Laurie Michel, senior director and counsel for government affairs for Merck & Co., differentiated between what she called consent for obtaining "interventional" information, such as for clinical trials, versus "observational" information, like data studies of existing information. Picking up on this point, Heidi Wagner, director of government affairs for Genentech Inc., supporting a bill to be introduced Monday by Sen. Robert Bennett (R-UT), allowed that while explicit consent should be given for clinical trials, non-identifiable information should be "outside the scope of the law." Also, as the drug industry may examine "hundreds of thousands" of patient data per day in retrospective analyses, it would not be feasible to secure consent for each. Rather, the drug industry supports a provision in the Bennett bill that would provide for its own general accountability in securing the confidentiality of data, without an explicit review of each case. But Janlori Goldman, of the Health Privacy Project at Georgetown University, said two opposing bills -- introduced by Sens. Patrick Leahy (D-VT) and Edward Kennedy (D-MA), and Sens. Jim Jeffords (D-VT) and Chris Dodd (D-CT) -- contain more protective provisions. They would force private organizations to adhere to the same confidentiality standards, determined by an independent review board, as federally funded projects. As many drug companies already have their own IRBs, Goldman suggested that the drug industry's opposition is simply a means to avoid additional external regulation.

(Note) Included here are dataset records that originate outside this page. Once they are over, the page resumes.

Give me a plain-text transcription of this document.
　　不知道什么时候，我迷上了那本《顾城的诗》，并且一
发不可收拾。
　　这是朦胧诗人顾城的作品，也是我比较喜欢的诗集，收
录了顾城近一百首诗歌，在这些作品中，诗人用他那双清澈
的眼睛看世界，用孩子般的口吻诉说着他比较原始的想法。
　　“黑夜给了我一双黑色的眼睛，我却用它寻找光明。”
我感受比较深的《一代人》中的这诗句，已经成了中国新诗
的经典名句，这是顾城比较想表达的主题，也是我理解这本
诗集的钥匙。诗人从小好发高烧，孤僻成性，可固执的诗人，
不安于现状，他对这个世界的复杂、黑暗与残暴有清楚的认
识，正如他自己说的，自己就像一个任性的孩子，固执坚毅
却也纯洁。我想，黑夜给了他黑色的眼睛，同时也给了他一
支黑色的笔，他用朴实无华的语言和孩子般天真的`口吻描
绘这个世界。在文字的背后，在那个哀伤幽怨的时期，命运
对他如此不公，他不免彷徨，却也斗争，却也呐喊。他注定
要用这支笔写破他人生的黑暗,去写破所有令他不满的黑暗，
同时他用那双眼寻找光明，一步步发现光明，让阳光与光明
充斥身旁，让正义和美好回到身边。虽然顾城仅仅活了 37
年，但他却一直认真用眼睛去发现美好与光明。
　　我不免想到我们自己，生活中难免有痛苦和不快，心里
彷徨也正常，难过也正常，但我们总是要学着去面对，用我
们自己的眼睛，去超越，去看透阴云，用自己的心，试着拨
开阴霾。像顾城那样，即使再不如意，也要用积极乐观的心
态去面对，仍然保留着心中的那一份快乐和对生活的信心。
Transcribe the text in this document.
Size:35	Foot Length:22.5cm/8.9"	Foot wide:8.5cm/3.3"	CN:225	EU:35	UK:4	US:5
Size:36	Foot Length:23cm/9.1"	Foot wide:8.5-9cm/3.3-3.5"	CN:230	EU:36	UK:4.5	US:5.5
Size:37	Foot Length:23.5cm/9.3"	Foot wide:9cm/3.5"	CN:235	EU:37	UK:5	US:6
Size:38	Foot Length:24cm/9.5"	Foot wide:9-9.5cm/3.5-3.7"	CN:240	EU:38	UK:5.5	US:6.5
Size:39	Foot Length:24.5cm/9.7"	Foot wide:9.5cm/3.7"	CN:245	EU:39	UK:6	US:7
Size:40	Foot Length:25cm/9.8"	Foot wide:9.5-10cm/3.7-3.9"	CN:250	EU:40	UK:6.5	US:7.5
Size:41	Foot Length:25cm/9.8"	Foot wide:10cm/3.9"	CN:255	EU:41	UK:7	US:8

With respect to a federal preemption of existing state laws, Goldman supports provisions in the two Democratic bills that would allow stronger state medical privacy laws to apply beyond the federal law. She said the Bennett bill, which creates a national ceiling for the severity of medical privacy regulations, would "wipe out a body of existing California law." Which is fine with Wagner, who said "any way you look at it," the drug industry seeks "to create greater uniformity." She said allowing stronger state laws to supersede federal law would result in "significant litigation," as courts would be forced to determine in each case which body of law was the "stronger" of the two (Jeff Dufour, California Healthline).
What the Little Guy Can Do
In related news, this month's Consumer Reports makes suggestions for patients who wish to proactively safeguard their medical privacy. Consumers should obtain a copy of their medical records from their provider; request a copy of their file from the Medical Information Bureau (www.mib.com), which "keeps records of those with serious medical conditions, poor driving records, or other factors that may affect longetivity;" read authorization forms before signing; and protest disclosures which they find inappropriate, in order to help doctors "know what bothers consumers." Consumers Union also reiterated its position that while changes in record-keeping technology are primarily for the better, disclosure of identifiable information should be illegal without the patients' explicit permission. Patients should also "have the right to examine and correct their health records." Any legislation, however, "shouldn't hinder important public- health efforts or research, or pre-empt more-protective state laws" (May 1999 issue).